On top of the truly excellent story, the entire thing feels like a subtle rebuke to all those convention fans who muttered, “Damian as Batman? With guns’n shit? That was cool.” Because Morrison makes it clear here that any circumstances that would make Damian into that version of Batman would be simply catastrophic. For Damian to become that dark a version of his father would mean, by nature, that Bruce Wayne has fallen, and that he has fallen badly. And that the circumstances behind that fall would mean that Gotham City, if not the world, has become so dark and dangerous that no Batman would be able to save it. In short: Morrison tells us here that, if Damian were to become that version of Batman, things have become so hopeless that it’s not anything we’d really want to see. Morrison basically invalidates the concept of Damian’s Batman that so many thought was so cool, and frankly, that takes some balls.

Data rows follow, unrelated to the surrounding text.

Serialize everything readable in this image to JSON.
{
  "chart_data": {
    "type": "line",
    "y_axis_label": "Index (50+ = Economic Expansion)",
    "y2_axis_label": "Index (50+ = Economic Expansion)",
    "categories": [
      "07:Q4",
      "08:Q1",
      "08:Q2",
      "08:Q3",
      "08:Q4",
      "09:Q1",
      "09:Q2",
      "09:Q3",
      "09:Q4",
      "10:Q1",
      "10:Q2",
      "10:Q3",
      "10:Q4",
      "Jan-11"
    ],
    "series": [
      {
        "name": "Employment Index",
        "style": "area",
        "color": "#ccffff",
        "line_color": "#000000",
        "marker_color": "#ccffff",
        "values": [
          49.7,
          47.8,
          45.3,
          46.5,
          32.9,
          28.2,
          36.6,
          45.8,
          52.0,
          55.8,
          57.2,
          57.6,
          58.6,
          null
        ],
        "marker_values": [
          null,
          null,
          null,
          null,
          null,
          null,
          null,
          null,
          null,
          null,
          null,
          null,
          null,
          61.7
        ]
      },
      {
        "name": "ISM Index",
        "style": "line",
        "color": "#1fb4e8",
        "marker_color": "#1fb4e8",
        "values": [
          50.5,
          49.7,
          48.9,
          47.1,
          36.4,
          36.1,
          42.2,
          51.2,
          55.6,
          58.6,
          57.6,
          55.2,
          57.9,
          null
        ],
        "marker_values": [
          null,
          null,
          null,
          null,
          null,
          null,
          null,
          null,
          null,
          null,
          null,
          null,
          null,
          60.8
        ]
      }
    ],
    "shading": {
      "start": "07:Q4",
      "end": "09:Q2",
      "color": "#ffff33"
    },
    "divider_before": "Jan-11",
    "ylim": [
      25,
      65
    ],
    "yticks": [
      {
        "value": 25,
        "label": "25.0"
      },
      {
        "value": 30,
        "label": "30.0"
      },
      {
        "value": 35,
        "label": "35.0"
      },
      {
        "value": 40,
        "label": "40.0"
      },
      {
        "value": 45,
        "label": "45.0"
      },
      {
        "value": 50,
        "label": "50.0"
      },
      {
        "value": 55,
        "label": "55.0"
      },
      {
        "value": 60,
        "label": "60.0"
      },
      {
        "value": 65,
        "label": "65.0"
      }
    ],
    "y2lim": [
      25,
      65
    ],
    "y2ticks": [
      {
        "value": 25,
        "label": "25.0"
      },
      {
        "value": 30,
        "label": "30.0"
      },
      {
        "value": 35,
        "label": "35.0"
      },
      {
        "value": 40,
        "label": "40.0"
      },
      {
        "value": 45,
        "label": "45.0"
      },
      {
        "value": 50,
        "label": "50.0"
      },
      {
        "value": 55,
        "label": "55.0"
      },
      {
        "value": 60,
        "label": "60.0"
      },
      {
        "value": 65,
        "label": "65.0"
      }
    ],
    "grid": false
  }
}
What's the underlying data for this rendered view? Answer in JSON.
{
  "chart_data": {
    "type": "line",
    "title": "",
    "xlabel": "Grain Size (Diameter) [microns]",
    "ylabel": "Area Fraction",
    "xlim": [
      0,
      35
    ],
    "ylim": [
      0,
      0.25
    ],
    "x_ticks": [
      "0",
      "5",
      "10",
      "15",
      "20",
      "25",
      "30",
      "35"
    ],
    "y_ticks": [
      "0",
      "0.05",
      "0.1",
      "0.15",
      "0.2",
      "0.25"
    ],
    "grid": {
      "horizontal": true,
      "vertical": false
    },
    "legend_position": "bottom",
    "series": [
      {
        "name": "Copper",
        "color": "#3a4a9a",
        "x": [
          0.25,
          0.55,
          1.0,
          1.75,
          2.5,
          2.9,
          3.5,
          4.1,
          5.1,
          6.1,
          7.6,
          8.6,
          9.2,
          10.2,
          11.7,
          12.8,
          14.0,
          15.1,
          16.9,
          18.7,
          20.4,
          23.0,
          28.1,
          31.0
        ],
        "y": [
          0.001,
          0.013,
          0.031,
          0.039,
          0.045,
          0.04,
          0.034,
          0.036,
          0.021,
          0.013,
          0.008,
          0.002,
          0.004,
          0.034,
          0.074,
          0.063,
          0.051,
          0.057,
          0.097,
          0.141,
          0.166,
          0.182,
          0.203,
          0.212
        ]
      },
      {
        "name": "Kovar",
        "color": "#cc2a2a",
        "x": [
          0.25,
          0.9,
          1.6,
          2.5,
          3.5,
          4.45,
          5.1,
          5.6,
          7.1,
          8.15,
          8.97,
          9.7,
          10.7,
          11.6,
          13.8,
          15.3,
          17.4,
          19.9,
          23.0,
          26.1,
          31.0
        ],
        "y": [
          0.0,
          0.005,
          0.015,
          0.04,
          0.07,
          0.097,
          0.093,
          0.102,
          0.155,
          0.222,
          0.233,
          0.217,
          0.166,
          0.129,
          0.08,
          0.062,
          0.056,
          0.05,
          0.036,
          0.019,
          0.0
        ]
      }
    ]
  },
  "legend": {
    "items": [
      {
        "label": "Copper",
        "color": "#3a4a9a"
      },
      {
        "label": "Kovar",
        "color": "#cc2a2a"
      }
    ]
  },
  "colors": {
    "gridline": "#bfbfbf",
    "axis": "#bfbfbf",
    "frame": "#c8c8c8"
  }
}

Chris Burnham’s art is reasonably solid here, although he has never been my favorite artist. In Batman Incorporated #5, his style continues to be strongly reminiscent of Frank Quitely, with a billion detail lines, rounded heads and softly rounded body parts. And his facial expressions continue to be problematic; there’s a panel of young Damian on page one where it looks like he’s eaten a handful of sour balls in the middle of a prostate exam, and another of older Damian petting a cat so gleefully that it seems the cat offered him a blowjob. But his storytelling is generally easy to follow, and his panels are free of the “lookit me, Ma!” gimmickry of fucking with page layout to make things look cool at the expense of storytelling that he has sometimes fallen prey to in the past. While it’s not to my taste, Burnham’s art is effective here…. and he draws a dead baby like nobody’s business.

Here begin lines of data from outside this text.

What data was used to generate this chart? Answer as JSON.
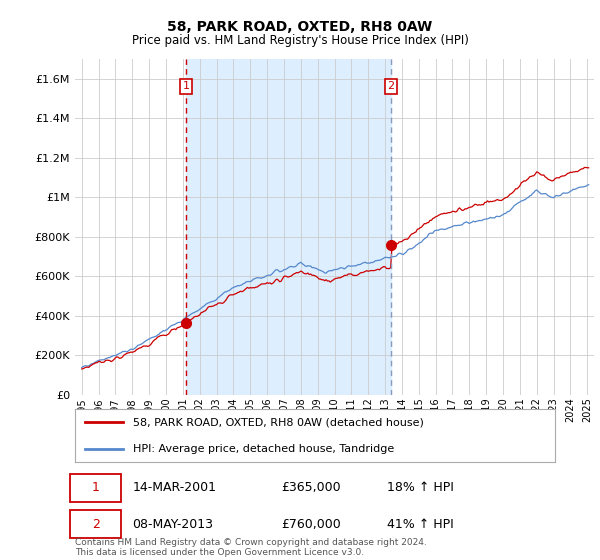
{
  "title": "58, PARK ROAD, OXTED, RH8 0AW",
  "subtitle": "Price paid vs. HM Land Registry's House Price Index (HPI)",
  "ylim": [
    0,
    1700000
  ],
  "yticks": [
    0,
    200000,
    400000,
    600000,
    800000,
    1000000,
    1200000,
    1400000,
    1600000
  ],
  "ytick_labels": [
    "£0",
    "£200K",
    "£400K",
    "£600K",
    "£800K",
    "£1M",
    "£1.2M",
    "£1.4M",
    "£1.6M"
  ],
  "red_color": "#cc0000",
  "blue_color": "#5588cc",
  "vline1_color": "#cc0000",
  "vline2_color": "#8899bb",
  "shade_color": "#ddeeff",
  "background_color": "#ffffff",
  "grid_color": "#cccccc",
  "transaction1": {
    "date": "14-MAR-2001",
    "price": 365000,
    "pct": "18%",
    "label": "1",
    "t": 2001.2
  },
  "transaction2": {
    "date": "08-MAY-2013",
    "price": 760000,
    "pct": "41%",
    "label": "2",
    "t": 2013.35
  },
  "legend_label_red": "58, PARK ROAD, OXTED, RH8 0AW (detached house)",
  "legend_label_blue": "HPI: Average price, detached house, Tandridge",
  "footer": "Contains HM Land Registry data © Crown copyright and database right 2024.\nThis data is licensed under the Open Government Licence v3.0.",
  "x_start_year": 1995,
  "x_end_year": 2025,
  "x_min": 1994.6,
  "x_max": 2025.4,
  "label1_box_color": "#cc0000",
  "label2_box_color": "#cc0000"
}
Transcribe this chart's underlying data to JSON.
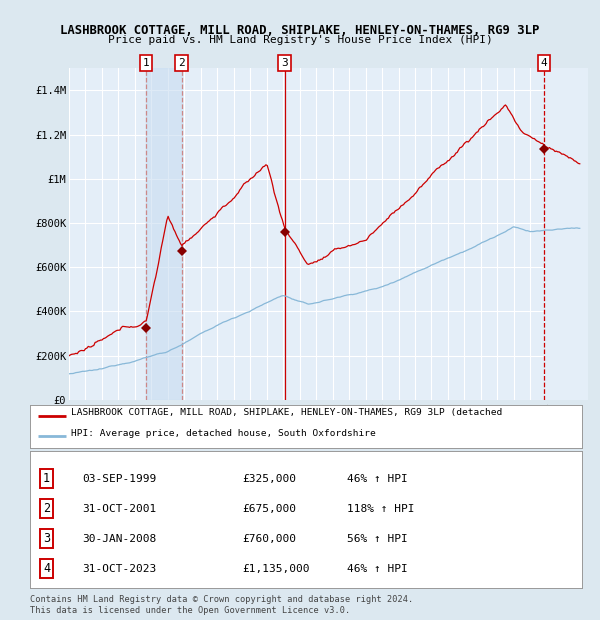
{
  "title": "LASHBROOK COTTAGE, MILL ROAD, SHIPLAKE, HENLEY-ON-THAMES, RG9 3LP",
  "subtitle": "Price paid vs. HM Land Registry's House Price Index (HPI)",
  "xlim_year": [
    1995,
    2026
  ],
  "ylim": [
    0,
    1500000
  ],
  "yticks": [
    0,
    200000,
    400000,
    600000,
    800000,
    1000000,
    1200000,
    1400000
  ],
  "ytick_labels": [
    "£0",
    "£200K",
    "£400K",
    "£600K",
    "£800K",
    "£1M",
    "£1.2M",
    "£1.4M"
  ],
  "bg_color": "#dce8f0",
  "plot_bg_color": "#e4eef8",
  "grid_color": "#ffffff",
  "red_line_color": "#cc0000",
  "blue_line_color": "#88b8d8",
  "marker_color": "#880000",
  "sale_dates_decimal": [
    1999.67,
    2001.83,
    2008.08,
    2023.83
  ],
  "sale_prices": [
    325000,
    675000,
    760000,
    1135000
  ],
  "sale_numbers": [
    "1",
    "2",
    "3",
    "4"
  ],
  "table_data": [
    [
      "1",
      "03-SEP-1999",
      "£325,000",
      "46% ↑ HPI"
    ],
    [
      "2",
      "31-OCT-2001",
      "£675,000",
      "118% ↑ HPI"
    ],
    [
      "3",
      "30-JAN-2008",
      "£760,000",
      "56% ↑ HPI"
    ],
    [
      "4",
      "31-OCT-2023",
      "£1,135,000",
      "46% ↑ HPI"
    ]
  ],
  "legend_red": "LASHBROOK COTTAGE, MILL ROAD, SHIPLAKE, HENLEY-ON-THAMES, RG9 3LP (detached",
  "legend_blue": "HPI: Average price, detached house, South Oxfordshire",
  "footer": "Contains HM Land Registry data © Crown copyright and database right 2024.\nThis data is licensed under the Open Government Licence v3.0."
}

I have been pretty vocal that I have never been all that big a fan of Morrison’s run on Batman, and his most recent issues of Batman Incorporated really haven’t been an exception. But in this one issue, he delivers an extremely powerful story – albeit an imaginary one that isn’t part of real continuity – that delivers a theoretical “final” Batman story as tragic as The Dark Knight Returns was triumphant. The story is oppressive, it is dark, and it is hopeless… but it is good. And if you think you can stomach it, it is worth a read.